New Coalition for Criminal Justice Reform Converge Diverse Perspectives for Change in Tennessee
With an incarceration rate 11 percent higher than the national average, an unusually varied group of Tennessee businesses, social service, and advocacy groups converged under the newly formed Tennessee Coalition for Sensible Justice to reform the criminal justice system. The coalition announced their formation on September 20, 2016. The coalition, expecting to work on a wide array of issues such as driver’s license reform and juvenile justice, includes the American Civil Liberties Union, the Tennessee Association of Goodwills, the Nashville Area Chamber of Commerce and the Beacon Center of Tennessee.

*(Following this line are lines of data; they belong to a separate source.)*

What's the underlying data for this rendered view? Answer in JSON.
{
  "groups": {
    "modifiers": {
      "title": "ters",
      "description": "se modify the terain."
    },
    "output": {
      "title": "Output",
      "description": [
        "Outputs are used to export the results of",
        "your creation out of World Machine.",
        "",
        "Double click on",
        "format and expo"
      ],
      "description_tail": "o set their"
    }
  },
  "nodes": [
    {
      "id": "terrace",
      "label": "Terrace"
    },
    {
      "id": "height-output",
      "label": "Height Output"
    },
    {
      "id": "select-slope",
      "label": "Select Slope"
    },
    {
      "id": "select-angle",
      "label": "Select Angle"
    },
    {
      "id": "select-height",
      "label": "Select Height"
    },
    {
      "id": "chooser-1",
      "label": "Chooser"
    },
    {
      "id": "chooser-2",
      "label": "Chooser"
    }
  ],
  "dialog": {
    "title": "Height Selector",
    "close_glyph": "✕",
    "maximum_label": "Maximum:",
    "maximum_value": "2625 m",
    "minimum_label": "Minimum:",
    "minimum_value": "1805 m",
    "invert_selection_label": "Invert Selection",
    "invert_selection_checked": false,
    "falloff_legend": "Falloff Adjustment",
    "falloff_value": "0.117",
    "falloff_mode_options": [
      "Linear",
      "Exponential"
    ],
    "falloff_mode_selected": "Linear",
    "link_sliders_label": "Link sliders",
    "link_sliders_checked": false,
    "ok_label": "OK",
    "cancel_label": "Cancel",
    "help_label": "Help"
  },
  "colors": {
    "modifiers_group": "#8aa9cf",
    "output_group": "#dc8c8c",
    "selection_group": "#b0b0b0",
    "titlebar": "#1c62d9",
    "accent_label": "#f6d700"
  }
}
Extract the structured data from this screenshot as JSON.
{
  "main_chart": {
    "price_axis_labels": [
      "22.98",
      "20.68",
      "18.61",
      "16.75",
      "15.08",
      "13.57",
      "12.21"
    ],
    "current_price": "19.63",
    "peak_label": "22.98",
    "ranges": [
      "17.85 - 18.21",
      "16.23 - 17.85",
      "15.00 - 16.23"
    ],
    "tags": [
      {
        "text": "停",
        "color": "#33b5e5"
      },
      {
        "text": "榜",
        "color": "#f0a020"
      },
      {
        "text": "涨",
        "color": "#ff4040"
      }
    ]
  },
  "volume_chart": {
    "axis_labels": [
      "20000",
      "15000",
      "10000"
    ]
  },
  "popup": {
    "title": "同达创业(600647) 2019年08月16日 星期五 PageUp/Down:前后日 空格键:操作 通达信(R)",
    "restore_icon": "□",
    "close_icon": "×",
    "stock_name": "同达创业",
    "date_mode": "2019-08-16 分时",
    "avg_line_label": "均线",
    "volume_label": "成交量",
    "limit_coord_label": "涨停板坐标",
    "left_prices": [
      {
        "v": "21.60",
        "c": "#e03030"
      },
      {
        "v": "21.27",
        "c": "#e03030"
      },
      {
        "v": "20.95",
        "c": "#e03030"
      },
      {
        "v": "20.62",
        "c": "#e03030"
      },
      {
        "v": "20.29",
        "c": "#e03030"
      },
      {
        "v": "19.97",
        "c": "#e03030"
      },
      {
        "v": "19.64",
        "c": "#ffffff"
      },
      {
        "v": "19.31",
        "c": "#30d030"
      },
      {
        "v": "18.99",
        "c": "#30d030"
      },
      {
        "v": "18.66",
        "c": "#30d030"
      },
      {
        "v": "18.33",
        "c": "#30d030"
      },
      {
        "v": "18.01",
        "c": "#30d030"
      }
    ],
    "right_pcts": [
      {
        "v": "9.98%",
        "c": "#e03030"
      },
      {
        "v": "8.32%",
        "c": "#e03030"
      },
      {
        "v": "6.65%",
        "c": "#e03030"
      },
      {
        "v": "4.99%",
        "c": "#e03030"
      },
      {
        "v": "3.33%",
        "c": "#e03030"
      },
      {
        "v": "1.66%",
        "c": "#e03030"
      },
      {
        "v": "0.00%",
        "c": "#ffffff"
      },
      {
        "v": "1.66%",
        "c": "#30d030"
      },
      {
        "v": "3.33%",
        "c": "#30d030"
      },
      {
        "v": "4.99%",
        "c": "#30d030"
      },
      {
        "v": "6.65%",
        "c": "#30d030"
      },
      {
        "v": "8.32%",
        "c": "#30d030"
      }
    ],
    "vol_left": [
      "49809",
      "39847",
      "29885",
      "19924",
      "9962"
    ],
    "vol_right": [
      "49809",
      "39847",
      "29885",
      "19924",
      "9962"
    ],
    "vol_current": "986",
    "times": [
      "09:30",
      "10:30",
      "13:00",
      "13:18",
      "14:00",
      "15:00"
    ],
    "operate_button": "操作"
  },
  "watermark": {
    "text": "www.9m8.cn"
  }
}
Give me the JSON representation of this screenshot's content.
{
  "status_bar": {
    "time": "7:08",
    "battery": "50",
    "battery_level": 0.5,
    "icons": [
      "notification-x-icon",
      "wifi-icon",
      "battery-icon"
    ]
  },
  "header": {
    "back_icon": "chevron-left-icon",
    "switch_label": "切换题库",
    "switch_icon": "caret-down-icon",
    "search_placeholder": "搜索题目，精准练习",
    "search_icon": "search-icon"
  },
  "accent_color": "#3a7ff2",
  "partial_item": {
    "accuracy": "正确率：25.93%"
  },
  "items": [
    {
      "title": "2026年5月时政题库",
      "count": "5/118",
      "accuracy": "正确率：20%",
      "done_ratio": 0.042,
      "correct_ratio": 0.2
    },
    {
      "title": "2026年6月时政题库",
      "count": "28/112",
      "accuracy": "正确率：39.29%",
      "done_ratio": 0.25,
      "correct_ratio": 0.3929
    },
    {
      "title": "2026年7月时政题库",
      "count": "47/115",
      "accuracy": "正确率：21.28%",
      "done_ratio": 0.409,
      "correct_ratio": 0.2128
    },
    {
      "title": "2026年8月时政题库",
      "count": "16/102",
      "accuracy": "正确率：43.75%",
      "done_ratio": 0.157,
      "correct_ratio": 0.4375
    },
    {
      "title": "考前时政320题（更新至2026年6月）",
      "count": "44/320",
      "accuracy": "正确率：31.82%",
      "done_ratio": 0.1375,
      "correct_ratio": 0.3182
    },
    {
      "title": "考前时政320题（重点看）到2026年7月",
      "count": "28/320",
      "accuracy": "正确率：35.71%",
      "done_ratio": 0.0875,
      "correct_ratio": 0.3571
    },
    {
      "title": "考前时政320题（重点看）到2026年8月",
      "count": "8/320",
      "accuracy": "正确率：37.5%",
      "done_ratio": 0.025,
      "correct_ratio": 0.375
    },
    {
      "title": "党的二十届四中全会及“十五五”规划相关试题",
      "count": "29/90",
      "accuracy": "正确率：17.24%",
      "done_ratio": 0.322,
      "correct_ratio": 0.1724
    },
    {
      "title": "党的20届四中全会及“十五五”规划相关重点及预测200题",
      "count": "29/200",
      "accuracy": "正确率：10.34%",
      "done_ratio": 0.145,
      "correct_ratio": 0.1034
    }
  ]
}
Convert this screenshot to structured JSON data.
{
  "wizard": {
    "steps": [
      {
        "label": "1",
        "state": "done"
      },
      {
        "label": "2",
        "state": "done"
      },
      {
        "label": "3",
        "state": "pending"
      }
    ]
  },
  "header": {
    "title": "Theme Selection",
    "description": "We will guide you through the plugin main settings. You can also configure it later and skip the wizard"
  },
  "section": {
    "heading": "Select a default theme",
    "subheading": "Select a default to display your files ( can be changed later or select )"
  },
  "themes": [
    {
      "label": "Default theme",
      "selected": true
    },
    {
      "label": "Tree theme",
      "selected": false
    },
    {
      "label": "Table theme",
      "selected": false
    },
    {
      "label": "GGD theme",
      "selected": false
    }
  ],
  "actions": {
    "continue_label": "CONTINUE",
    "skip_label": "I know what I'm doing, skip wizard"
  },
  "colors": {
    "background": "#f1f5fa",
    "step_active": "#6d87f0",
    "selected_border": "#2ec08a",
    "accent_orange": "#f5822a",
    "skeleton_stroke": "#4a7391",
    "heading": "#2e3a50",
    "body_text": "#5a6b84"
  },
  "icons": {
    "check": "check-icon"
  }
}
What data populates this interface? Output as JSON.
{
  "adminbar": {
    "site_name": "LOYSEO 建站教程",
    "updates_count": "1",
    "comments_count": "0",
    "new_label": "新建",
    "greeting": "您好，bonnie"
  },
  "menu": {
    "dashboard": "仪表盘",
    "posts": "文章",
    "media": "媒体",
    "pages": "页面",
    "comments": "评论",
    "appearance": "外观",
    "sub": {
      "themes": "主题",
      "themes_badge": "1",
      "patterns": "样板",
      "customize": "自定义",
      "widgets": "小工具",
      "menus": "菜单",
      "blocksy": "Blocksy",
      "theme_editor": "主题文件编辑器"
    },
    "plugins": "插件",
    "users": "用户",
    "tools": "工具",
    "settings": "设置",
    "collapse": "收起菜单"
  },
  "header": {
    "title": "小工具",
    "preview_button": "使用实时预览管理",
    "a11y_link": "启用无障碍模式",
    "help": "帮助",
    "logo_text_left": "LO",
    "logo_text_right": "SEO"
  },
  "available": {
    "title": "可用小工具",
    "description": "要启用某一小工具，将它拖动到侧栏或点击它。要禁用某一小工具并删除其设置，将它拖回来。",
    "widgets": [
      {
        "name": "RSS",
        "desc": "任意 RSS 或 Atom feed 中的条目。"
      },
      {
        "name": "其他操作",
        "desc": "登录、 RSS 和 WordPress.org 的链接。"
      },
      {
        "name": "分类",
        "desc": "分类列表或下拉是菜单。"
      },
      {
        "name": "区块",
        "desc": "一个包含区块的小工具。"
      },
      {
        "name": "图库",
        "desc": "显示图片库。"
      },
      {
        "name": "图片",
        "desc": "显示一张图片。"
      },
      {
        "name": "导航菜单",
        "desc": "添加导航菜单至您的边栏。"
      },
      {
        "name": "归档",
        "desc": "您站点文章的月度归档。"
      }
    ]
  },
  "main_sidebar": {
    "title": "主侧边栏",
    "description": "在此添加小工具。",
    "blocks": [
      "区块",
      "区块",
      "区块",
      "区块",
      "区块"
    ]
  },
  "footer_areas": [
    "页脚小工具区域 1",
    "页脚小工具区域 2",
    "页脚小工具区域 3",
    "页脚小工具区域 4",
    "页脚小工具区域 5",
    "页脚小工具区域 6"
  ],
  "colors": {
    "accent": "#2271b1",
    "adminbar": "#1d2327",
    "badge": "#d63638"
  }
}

In support of limited government, Justin Owen, president and CEO of the Beacon Center of Tennessee, stated that the taxpayers were spending too much money on a system that does not work. Between 1981-2013, Tennessee’s imprisonment rate rose by 256 percent while the state spent $900 million on incarceration annually in the recent years.
Ralph Schulz, president and CEO of the Nashville area Chamber of Commerce, explained that high incarceration rates impact businesses negatively. With a changing demographic skewed toward the older population, Schulz worried that increasing incarceration would limit employment necessary for a vibrant labor market.
The current criminal justice system in Tennessee often harshly penalizes citizens who commit non-violent offenses. To make matters worse, such punishments negatively affect state taxpayers and businesses. Coalition members have arranged a series of town hall meetings in the upcoming months that may pave the way toward appropriate and substantial criminal justice reform.